Lacus stopped in his tracks. Was she implicating H.K. or somepony else? Though he hadn't scarcely considered the third mare—HK's mentor—before it became apparent that Zecora would give him no reprieve to do so.

She was steadily adding to her story, “Though both seemed a bit deranged, my time here has shown me things most strange. While one was cruel the other was no lout, and advised that I hold on to my doubt.” Her inflection reflected that the situation was humorous, but Lacus could not identify why it should be.

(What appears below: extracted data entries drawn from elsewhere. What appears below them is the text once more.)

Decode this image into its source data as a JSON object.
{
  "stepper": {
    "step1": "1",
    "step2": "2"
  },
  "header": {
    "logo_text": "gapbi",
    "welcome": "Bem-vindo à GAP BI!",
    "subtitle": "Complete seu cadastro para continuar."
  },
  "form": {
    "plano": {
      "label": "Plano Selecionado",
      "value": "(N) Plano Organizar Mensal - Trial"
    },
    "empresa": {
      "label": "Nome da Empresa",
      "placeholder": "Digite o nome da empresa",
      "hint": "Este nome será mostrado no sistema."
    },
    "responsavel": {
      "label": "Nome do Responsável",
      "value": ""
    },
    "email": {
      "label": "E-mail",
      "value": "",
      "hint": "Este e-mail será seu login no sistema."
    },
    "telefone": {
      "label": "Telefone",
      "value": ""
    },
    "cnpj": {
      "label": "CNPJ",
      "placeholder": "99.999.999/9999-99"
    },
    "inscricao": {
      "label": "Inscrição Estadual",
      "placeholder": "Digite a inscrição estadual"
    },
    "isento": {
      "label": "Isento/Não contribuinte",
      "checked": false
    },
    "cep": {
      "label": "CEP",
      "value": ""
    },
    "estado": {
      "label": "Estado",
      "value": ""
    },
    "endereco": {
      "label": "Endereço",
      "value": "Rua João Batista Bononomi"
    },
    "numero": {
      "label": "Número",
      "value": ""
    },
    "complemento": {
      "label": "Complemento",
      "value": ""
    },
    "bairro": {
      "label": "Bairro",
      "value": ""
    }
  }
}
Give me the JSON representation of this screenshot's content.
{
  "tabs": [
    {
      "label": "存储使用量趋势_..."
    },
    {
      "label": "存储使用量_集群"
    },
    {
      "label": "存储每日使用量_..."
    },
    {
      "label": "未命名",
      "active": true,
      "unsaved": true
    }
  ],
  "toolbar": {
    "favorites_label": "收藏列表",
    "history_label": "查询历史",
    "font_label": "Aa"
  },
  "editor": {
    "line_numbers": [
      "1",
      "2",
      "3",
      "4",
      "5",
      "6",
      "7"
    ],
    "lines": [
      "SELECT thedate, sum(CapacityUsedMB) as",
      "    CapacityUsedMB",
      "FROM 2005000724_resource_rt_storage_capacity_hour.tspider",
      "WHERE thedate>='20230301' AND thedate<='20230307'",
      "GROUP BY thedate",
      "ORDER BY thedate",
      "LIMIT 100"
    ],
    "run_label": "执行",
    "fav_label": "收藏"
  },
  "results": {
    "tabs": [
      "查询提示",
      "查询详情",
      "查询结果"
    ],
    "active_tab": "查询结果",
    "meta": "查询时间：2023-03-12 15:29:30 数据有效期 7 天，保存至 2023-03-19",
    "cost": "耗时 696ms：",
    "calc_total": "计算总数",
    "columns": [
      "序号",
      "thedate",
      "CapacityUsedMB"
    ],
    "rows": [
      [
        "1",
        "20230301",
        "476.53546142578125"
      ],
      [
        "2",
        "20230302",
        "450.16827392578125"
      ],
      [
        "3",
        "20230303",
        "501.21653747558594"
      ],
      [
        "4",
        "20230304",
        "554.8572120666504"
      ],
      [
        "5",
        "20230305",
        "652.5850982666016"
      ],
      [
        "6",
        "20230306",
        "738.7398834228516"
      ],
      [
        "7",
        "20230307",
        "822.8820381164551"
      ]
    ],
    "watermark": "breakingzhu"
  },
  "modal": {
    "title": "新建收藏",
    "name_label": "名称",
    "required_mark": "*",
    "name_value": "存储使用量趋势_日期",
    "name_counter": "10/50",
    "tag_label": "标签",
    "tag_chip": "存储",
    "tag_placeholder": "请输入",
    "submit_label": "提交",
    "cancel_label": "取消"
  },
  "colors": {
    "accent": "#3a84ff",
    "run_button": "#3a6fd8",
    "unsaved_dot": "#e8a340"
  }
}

Her steps slowed as they reached the forest's edge, once there she stopped, and went on to say: “So I agreed to play my part, when you came with dreams in your heart. Until you can remember that day, I have nothing left to say. Though I will ask what it means to see, life through the lens of H.S.B.”

The dusk and disturbing atmosphere of the woods no longer sat well with Lacus though Zecora, however, disappeared seamlessly into it.

***

Lacus frowned. “I. Have had. Enough.” Each word was punctuated with ever increasing frustration. The outburst garnered strange looks from the other patrons of Sugarcube Corner. He could feel his world slipping into a frayed mess, as past and present blended so seamlessly together to create what he might call reality. He was tired of being lead around by the nose, like a horse being lead to water, and he refused to drink. He needed to take the reins, if he could guide these slips, perhaps then he could have the answers he sought.

Lacus’s stewing was interrupted by the pleasant Mrs. Cup Cake who inquired: “Are you alright, deary? You look like that foul-mouthed girl just ripped your heart out.” Being where they were the comforting words were, of course, escorted by comfort food.

A bowl of noodle soup. For his soul, Lacus assumed as he looked up to see Mrs Cake’s uncomfortable yet reassuring smile. “She’ll…” Lacus started but couldn't finish. He didn't know if she would be coming back, since she was more hurt than he had ever seen her. Even more so than when she was dying in his arms.

“Well. There’s plenty of other ladies out there for a smart lad like you. I know it may not seem like it now, but you've got a lot to offer.” Her sincerity made Lacus feel uneasy. Never mind that she had just assumed they were a couple. Two changelings? It’d never happen.

Mrs. Cake bashfully looked to the ground while fiddling with her hooves. “I just wanted to say, I really appreciate what you did for my husband the other day.” The reference of time solidified that Lacus was in the present again as she further explained, “We’re working with Minuette, the dentist, to make the Smile Foundation a reality. This is our first dish in a newly expanded teeth friendly menu,” she added with a pause, “it seems as though you could really use it, and it’s on the house as a thank you.”

Dumbfounded, Lacus nodded to Mrs. Cake, and sipped at the soup. Though it did not give him the power that changelings typically associate with feeding, he found that it was nourishing in its own way. It eased his mind, and allowed him to return to productive thinking. As Mrs. Cake left him to eat in peace he said with a smirk, “Pool’s stew.”

Mrs. Cake stopped and asked “What was that, deary?”

The smirk grew into a smile. “Nothing,” he said. For a moment he forgot that he was still Lucas Greymane, and nearly outed himself as Lacus Sceleratus, when it dawned on him that he wasn't distinguishing between the two anymore. “I think...” he added with the corresponding thoughtful expression, “That I need some time to meditate.”

Mrs. Cake stood in preponderance for a moment before suggesting that he see Zecora, as Twilight had spoken highly of her for such things. Lacus could only grimace at the idea. Though, her second suggestion was more palatable, as for clearing the mind was the profession of Lotus and Aloe. Lacus thanked her for the suggestion but didn't leave until after finishing his soup.